Nach der „Begegnung“ mit der Hexe blieb Kaleya den Rest des Tages verschwunden. Keiner wusste wo sie war oder was sie tat. Keiner suchte nach ihr.
„Kaleya?“
„Hey Pain.“ Kaleya stand vor Seths Tür. Pain zog sie eben hinter sich zu. Sein hellblaues Hemd hatte ein paar Knitterfalten, die graue Weste war nicht zugeknöpft und seine dunkel kupferfarbenen Haare standen in alle Himmelsrichtungen ab. Sonst so elegant, wirkte er jetzt zerzaust.
„Wo warst du denn? Wir haben uns Sorgen gemacht.“ Ein Schulterzucken würde ihm genügen müssen.
„Was machst du hier?“ Ablenkung funktionierte meistens.

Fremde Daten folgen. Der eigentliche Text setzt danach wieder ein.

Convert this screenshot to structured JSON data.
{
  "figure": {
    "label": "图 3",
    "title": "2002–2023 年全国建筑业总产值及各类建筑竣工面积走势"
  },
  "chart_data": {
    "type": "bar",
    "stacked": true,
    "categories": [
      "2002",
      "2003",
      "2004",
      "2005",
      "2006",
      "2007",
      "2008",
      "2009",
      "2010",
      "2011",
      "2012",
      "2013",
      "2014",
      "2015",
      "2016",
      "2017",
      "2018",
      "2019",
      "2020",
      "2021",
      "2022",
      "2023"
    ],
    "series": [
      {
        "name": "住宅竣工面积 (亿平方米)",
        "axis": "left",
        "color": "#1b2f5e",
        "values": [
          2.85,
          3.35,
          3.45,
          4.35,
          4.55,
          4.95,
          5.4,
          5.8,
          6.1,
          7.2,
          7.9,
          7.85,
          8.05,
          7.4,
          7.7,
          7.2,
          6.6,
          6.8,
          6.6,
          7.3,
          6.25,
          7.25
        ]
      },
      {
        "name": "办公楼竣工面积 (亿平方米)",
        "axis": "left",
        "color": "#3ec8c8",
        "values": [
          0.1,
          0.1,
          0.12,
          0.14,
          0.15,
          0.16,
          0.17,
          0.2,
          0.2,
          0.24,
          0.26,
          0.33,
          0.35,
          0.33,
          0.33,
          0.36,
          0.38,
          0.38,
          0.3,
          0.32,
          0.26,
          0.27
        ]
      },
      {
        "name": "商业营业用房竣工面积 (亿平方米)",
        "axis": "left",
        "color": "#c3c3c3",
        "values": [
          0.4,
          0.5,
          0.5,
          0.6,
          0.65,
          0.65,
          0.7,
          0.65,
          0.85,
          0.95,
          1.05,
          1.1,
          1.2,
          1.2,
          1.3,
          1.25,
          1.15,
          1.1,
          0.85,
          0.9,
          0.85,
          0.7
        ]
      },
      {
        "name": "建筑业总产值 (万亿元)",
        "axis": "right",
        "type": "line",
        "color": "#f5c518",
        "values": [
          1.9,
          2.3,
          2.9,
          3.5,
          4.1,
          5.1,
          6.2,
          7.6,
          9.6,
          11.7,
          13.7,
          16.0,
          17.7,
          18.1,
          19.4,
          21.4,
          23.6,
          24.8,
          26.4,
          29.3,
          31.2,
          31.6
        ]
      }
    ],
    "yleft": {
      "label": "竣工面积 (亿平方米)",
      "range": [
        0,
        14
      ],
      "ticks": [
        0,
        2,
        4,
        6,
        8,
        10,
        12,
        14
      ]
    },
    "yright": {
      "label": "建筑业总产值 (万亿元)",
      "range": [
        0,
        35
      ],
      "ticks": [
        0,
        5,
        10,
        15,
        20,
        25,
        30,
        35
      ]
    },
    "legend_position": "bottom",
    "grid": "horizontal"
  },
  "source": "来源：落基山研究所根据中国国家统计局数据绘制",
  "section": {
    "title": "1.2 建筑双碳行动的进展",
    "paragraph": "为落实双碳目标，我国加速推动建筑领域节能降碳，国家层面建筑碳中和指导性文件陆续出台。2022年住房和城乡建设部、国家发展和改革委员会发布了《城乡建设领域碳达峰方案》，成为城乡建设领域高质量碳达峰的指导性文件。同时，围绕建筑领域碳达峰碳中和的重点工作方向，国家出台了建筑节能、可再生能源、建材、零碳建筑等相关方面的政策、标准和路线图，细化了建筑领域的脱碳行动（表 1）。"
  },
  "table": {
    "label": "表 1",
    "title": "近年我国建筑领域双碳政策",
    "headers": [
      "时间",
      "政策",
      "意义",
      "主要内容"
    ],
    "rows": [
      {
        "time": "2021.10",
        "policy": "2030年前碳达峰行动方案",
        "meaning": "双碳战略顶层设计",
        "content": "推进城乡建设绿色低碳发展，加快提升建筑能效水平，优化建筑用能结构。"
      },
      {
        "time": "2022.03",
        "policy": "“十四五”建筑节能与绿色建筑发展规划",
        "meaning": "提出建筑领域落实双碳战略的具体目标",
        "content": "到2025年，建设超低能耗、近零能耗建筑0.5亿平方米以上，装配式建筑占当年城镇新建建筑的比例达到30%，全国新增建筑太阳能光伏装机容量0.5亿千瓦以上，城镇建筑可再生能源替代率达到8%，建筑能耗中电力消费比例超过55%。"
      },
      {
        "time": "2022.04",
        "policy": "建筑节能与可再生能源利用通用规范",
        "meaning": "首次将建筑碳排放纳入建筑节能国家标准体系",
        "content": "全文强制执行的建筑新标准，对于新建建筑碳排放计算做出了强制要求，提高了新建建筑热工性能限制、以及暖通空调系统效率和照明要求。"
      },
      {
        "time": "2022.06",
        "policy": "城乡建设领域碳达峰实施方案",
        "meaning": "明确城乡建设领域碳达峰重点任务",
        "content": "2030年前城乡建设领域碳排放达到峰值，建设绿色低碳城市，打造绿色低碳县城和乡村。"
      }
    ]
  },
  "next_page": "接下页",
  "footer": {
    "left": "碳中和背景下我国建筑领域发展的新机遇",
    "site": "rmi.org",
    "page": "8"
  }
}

Pain strich sich das Haar glatt. Eine leichte Röte stahl sich auf seine Wangen. War er verlegen? Wieso?
„Ach, ich hatte noch was mit Seth zu besprechen. Wegen morgen.“ Er verheimlichte ihr etwas. Was?
„Was ist morgen?“
„Du gehst in die Wüste.“
„Nicht wenn SIE mitkommt.“ Auf keinen Fall!
„Sie ist nicht immer so. Eigentlich seid ihr euch sehr ähnlich.“
„Wohl kaum.“ Ein Schnauben entschlüpfte ihr.
„Naja, du gehst jedenfalls alleine. Hammar will kein Bündnis, er will den Tod des Jungen. Wir müssen ihm zuvor kommen.“
„Ich äußere mich besser nicht dazu.“
„Danke. Ich durfte mir das alles schon von Seth anhören.“
„Dann bist du definitiv gestraft genug.“
Sie ging an ihm vorbei, streifte ihn, legte eine Hand auf die Türklinke.
„Gute Nacht Kaleya. Wir sehen uns dann morgen.“
„Gute Nacht.“ Sie sah sich nicht nach ihm um. Seine Schritte verklangen. Sie öffnete die Tür. „Seth?“ Im angrenzenden Bad rauschte Wasser. Die Dusche? Ja, definitiv. Sie setzte sich auf das Bett, legte den Kopf in den Nacken. Wenn das mal kein ereignisreicher Tag war. Zu gerne wollte sie die Zeit zurück drehen und am Morgen einfach liegen bleiben, anstatt zu Pain zu gehen.
Am nächsten Morgen erinnerte sich Kaleya nur vage daran wie Seth aus dem Bad gekommen war und sie zugedeckt hatte. Schlaf war wichtig. Schlaf war gut. Schlaf war viel zu selten geworden.